Sit properly on that chair or you might die

I have a good friend who believes that teacher training mainly consists of getting the trainees in a room and showing them a video of a student tipping on a chair, falling off and dying.

Once the trainees have seen this, they can truthfully go on and tell their students they saw someone fall off and die once, as part of the daily patter of the things we tell kids not to do.

I have been reading through this forum on TES this evening (why? should be either planning or sleeping!) and it seems tales of woe resulting from chair tipping are never far away, whether or not you need a snuff video in your training year to underline the point.

Tales of falling and cutting heads, falling onto sharpened pencils, falling and biting through lips, and tripping others up are commonplace. Many traumatised teachers recount tales of the injuries they have had to deal with and the damaged children and staff that have resulted.

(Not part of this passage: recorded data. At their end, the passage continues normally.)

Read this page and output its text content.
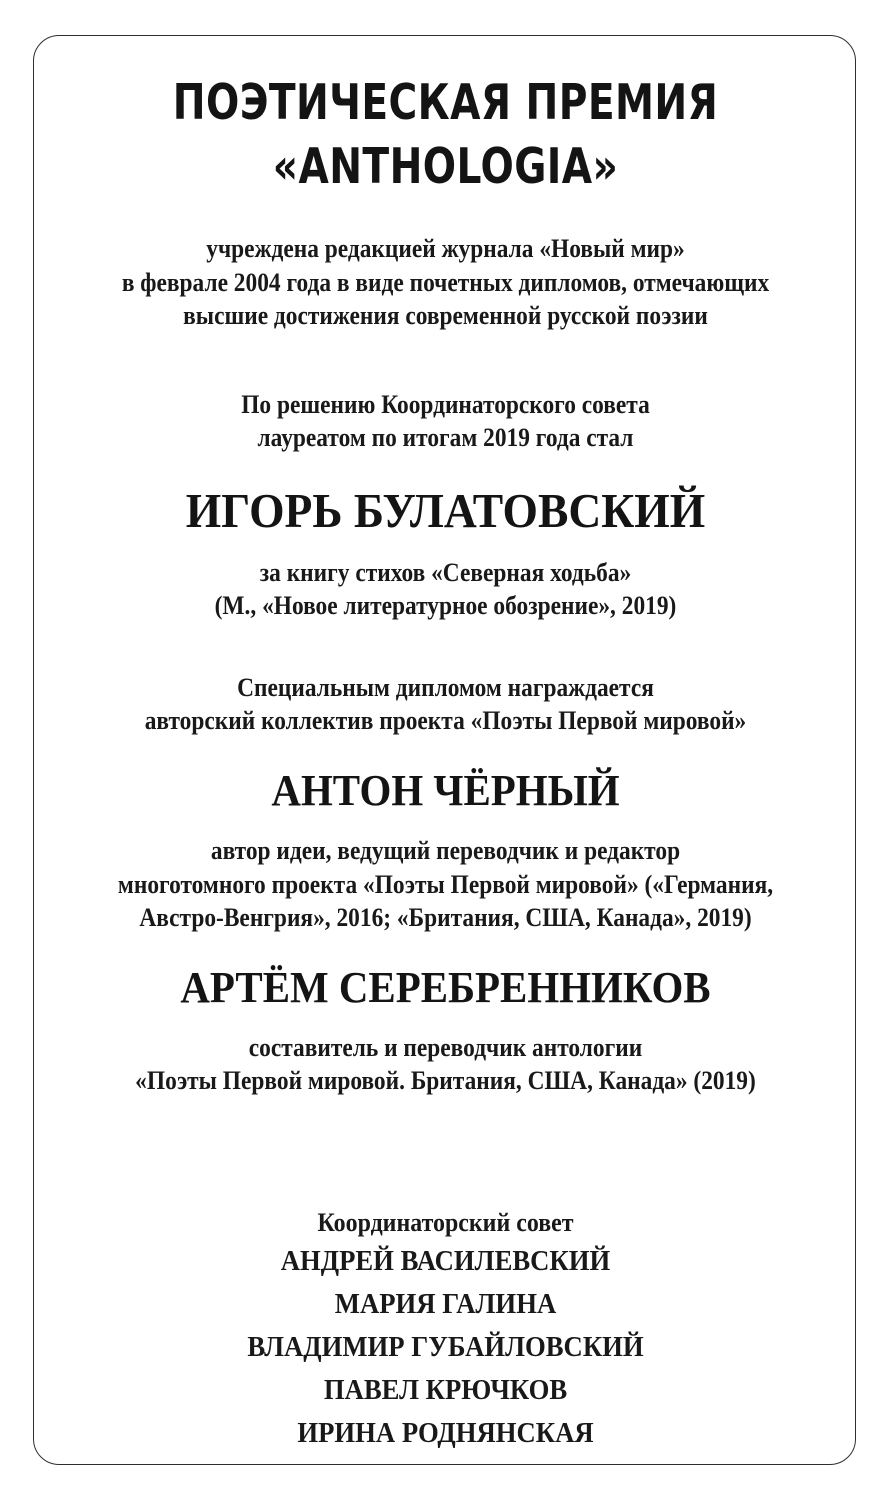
ПОЭТИЧЕСКАЯ ПРЕМИЯ
«ANTHOLOGIA»
учреждена редакцией журнала «Новый мир»
в феврале 2004 года в виде почетных дипломов, отмечающих
высшие достижения современной русской поэзии
По решению Координаторского совета
лауреатом по итогам 2019 года стал
ИГОРЬ БУЛАТОВСКИЙ
за книгу стихов «Северная ходьба»
(М., «Новое литературное обозрение», 2019)
Специальным дипломом награждается
авторский коллектив проекта «Поэты Первой мировой»
АНТОН ЧЁРНЫЙ
автор идеи, ведущий переводчик и редактор
многотомного проекта «Поэты Первой мировой» («Германия,
Австро-Венгрия», 2016; «Британия, США, Канада», 2019)
АРТЁМ СЕРЕБРЕННИКОВ
составитель и переводчик антологии
«Поэты Первой мировой. Британия, США, Канада» (2019)
Координаторский совет
АНДРЕЙ ВАСИЛЕВСКИЙ
МАРИЯ ГАЛИНА
ВЛАДИМИР ГУБАЙЛОВСКИЙ
ПАВЕЛ КРЮЧКОВ
ИРИНА РОДНЯНСКАЯ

The bits I like best were the strategies when telling a child to sit properly has not worked. Sit on the chair properly – or stand – or sit on the floor. Sit on the chair properly, because I don’t want to spend my afternoon mopping up your blood when you fall and break your head. Sit on your chair properly because I can’t have a new carpet for another 10 years and I don’t want this one stained. Sit on the chair properly because the last thing I need is to have to fill in another “child injured” form. Sit on your chair properly because if you fall out and fall unconscious, who do you think in this room is going to have to give you the kiss of life?